One day I received an root mail from my machine, talking about some packages are broken in the cache. The investigation begins…
I received a root mail from my machine this morning, contents are shown below:
Subject: Cron <root@win> test -x /usr/sbin/anacron || ( cd / && run-parts --report /etc/cron.daily ) /etc/cron.daily/apt: Cache has broken packages, exiting
Search for Solutions
First of all, collect all information which could be useful for later searching.
Unfortunately, the only information is that root mail. So I fed Google with the
error message, I found one post discussing about this problem.
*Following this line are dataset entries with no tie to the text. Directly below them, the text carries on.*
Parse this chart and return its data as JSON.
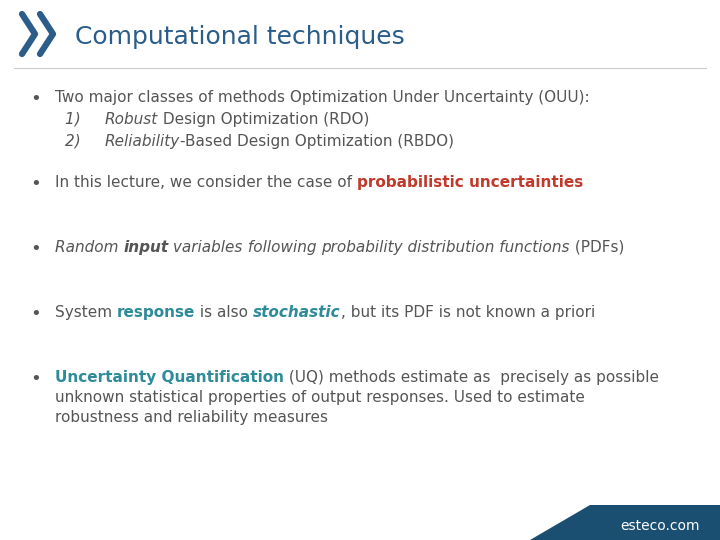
{
  "title": "Computational techniques",
  "title_color": "#2A5D8A",
  "title_fontsize": 18,
  "background_color": "#FFFFFF",
  "teal_color": "#2E8B9A",
  "red_color": "#C0392B",
  "footer_color": "#1B4F72",
  "footer_text": "esteco.com",
  "text_color": "#555555",
  "bullet_fontsize": 11,
  "chevron_color": "#2A5D8A",
  "divider_color": "#CCCCCC",
  "bullet1_line1": "Two major classes of methods Optimization Under Uncertainty (OUU):",
  "bullet1_sub1_num": "1)    ",
  "bullet1_sub1_italic": "Robust",
  "bullet1_sub1_rest": " Design Optimization (RDO)",
  "bullet1_sub2_num": "2)    ",
  "bullet1_sub2_italic": "Reliability",
  "bullet1_sub2_rest": "-Based Design Optimization (RBDO)",
  "bullet2_prefix": "In this lecture, we consider the case of ",
  "bullet2_highlight": "probabilistic uncertainties",
  "bullet3_parts": [
    {
      "text": "Random ",
      "style": "italic"
    },
    {
      "text": "input",
      "style": "bold-italic"
    },
    {
      "text": " variables",
      "style": "italic"
    },
    {
      "text": " following ",
      "style": "italic"
    },
    {
      "text": "probability distribution functions",
      "style": "italic"
    },
    {
      "text": " (PDFs)",
      "style": "normal"
    }
  ],
  "bullet4_parts": [
    {
      "text": "System ",
      "style": "normal",
      "color": "#555555"
    },
    {
      "text": "response",
      "style": "bold",
      "color": "#2E8B9A"
    },
    {
      "text": " is also ",
      "style": "normal",
      "color": "#555555"
    },
    {
      "text": "stochastic",
      "style": "bold-italic",
      "color": "#2E8B9A"
    },
    {
      "text": ", but its PDF is not known a priori",
      "style": "normal",
      "color": "#555555"
    }
  ],
  "bullet5_bold": "Uncertainty Quantification",
  "bullet5_rest1": " (UQ) methods estimate as  precisely as possible",
  "bullet5_rest2": "unknown statistical properties of output responses. Used to estimate",
  "bullet5_rest3": "robustness and reliability measures"
}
Someone said that
was because the root file system was low on free inodes, but not free space.
We can check this by
$ df -i Filesystem Inodes IUsed IFree IUse% Mounted on /dev/sda1 327680 324403 3277 99% / udev 253837 445 253392 1% /dev tmpfs 256454 351 256103 1% /run none 256454 2 256452 1% /run/lock none 256454 1 256453 1% /run/shm /dev/sdd1 327680 4013 323667 2% /lib/modules /dev/md0 1310720 240845 1069875 19% /home
Ah-ha! This might be the problem! So our goal is turning to “how to reduce the inodes which are being used?”. The guy in the forum also mentioned that removing old linux-kernel-* and linux-headers-* will fix the problem. But how to remove them? Where are they?
Another article told us how to purge old and useless linux images and header
packages by using
$ dpkg -l 'linux-*' | sed '/^ii/!d;/'"$(uname -r | sed "s/\(.*\)-\([^0-9]\+\)/\1/")"'/d;s/^[^ ]* [^ ]* \([^ ]*\).*/\1/;/[0-9]/!d' | xargs sudo apt-get -y purge
After seeing this, I gave it a try but failed with the dependency warning. The warning said that I must install “linux-headers-3.2.0-72” because “linux-headers-3.2.0-72-generic” needs it. So I install the dependency according to the instruction it provided:
$ sudo apt-get -f install
Unfortunately, it failed again because there was no free disk space any more. I faced a dead lock between installation and uninstallation! What a joke…
My Solution, Ugly
Also, the running kernel version is not the newest, which means the system administrator has not reboot the machine since kernel upgrade.
$ uname -r 3.2.0-67-generic
I found many
/usr/src directory. So chances are that I may move those
directories to another place which is not under root directory. And I did it.
Now we can install the dependencies by
sudo apt-get -f install linux-headers-3.2.0-72
After the dependencies were installed, we can remove all the previous kernel images, headers and modules, leaving only the current one intact. Using the one liner specified in last section will do the trick. (But it is important that the machine should reboot before purging the old kernel images. If you did not reboot, next time rebooting the machine will fail because it cannot find the kernel image.) After all, our precious disk space is returned!
To prove that our work does solve the original problem, we simply run the cron job manually:
$ cd / $ sudo run-parts --report /etc/corn.daily
Waiting about 20 minutes, this time no more errors are shown. Hooray!